A Formal Public Identifier (FPI) is a short piece of specially formatted text that may be used to uniquely identify a product, specification or document. One of their most common uses is as part of document type definitions, but they are also used in the vCard and iCalendar formats to identify the software product that has generated data.
The Handle System is the Corporation for National Research Initiatives's proprietary registry assigning persistent identifiers, or handles, to information resources, and for resolving "those handles into the information necessary to locate, access, and otherwise make use of the resources".
An Extensible Resource Identifier is a scheme and resolution protocol for abstract identifiers compatible with Uniform Resource Identifiers and Internationalized Resource Identifiers, developed by the XRI Technical Committee at OASIS. The goal of XRI was a standard syntax and discovery format for abstract, structured identifiers that are domain-, location-, application-, and transport-independent, so they can be shared across any number of domains, directories, and interaction protocols.
The MIRIAM Registry, a by-product of the MIRIAM Guidelines, is a database of namespaces and associated information that is used in the creation of uniform resource identifiers. It contains the set of community-approved namespaces for databases and resources serving, primarily, the biological sciences domain. These shared namespaces, when combined with 'data collection' identifiers, can be used to create globally unique identifiers for knowledge held in data repositories. For more information on the use of URIs to annotate models, see the specification of SBML Level 2 Version 2.

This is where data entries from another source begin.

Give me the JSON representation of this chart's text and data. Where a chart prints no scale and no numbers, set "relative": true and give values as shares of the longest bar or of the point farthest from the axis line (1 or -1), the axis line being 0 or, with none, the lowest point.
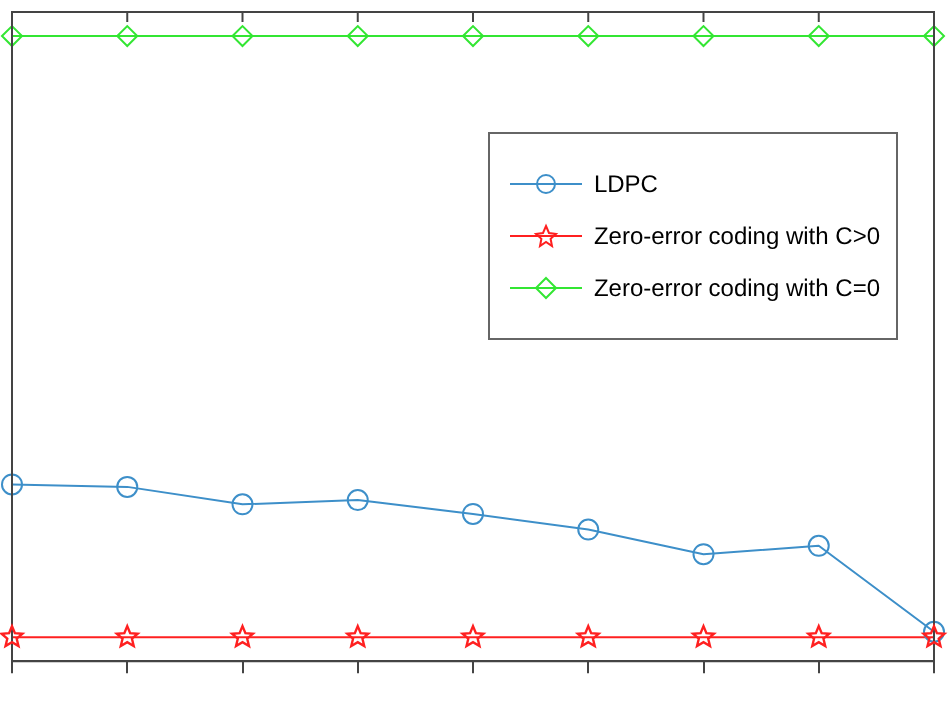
{
  "chart_data": {
    "type": "line",
    "relative": true,
    "categories": [
      null,
      null,
      null,
      null,
      null,
      null,
      null,
      null,
      null
    ],
    "series": [
      {
        "name": "LDPC",
        "color": "#3d8fc9",
        "marker": "circle",
        "values": [
          0.254,
          0.25,
          0.221,
          0.228,
          0.205,
          0.179,
          0.138,
          0.152,
          0.009
        ]
      },
      {
        "name": "Zero-error coding with C>0",
        "color": "#ff2020",
        "marker": "star",
        "values": [
          0,
          0,
          0,
          0,
          0,
          0,
          0,
          0,
          0
        ]
      },
      {
        "name": "Zero-error coding with C=0",
        "color": "#33e633",
        "marker": "diamond",
        "values": [
          1,
          1,
          1,
          1,
          1,
          1,
          1,
          1,
          1
        ]
      }
    ],
    "legend": "right",
    "grid": false
  }
}
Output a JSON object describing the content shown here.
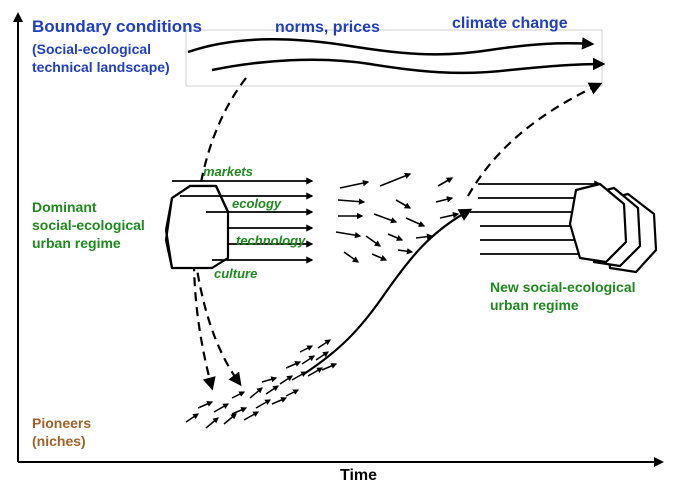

Semantic Automated Discovery and Integration (SADI) is a lightweight set of fully standards-compliant Semantic Web service design patterns that simplify the publication of services of the type commonly found in bioinformatics and other scientific domains. SADI services utilize Semantic Web technologies at every level of the Web services "stack". Services are described in OWL-DL, where the property restrictions in OWL classes are used to define the properties expected of the input and output data. Invocation of SADI Services is achieved through HTTP POST of RDF data representing OWL Individuals ('instances') of the defined input OWL Class, and the resulting output data will be OWL Individuals of the defined output OWL Class.
The European Legislation Identifier (ELI) ontology is a vocabulary for representing metadata about national and European Union (EU) legislation. It is designed to provide a standardized way to identify and describe the context and content of national or EU legislation, including its purpose, scope, relationships with other legislations and legal basis. This will guarantee easier identification, access, exchange and reuse of legislation for public authorities, professional users, academics and citizens. ELI paves the way for knowledge graphs, based on semantic web standards, of legal gazettes and official journals.
Identifiers.org is a project providing stable and perennial identifiers for data records used in the Life Sciences. The identifiers are provided in the form of Uniform Resource Identifiers (URIs). Identifiers.org is also a resolving system, that relies on collections listed in the MIRIAM Registry to provide direct access to different instances of the identified records.
The Thing Description (TD) (or W3C WoT Thing Description (TD)) is a royalty-free, open information model with a JSON based representation format for the Internet of Things (IoT). A TD provides a unified way to describe the capabilities of an IoT device or service with its offered data model and functions, protocol usage, and further metadata. Using Thing Descriptions help reduce the complexity of integrating IoT devices and their capabilities into IoT applications.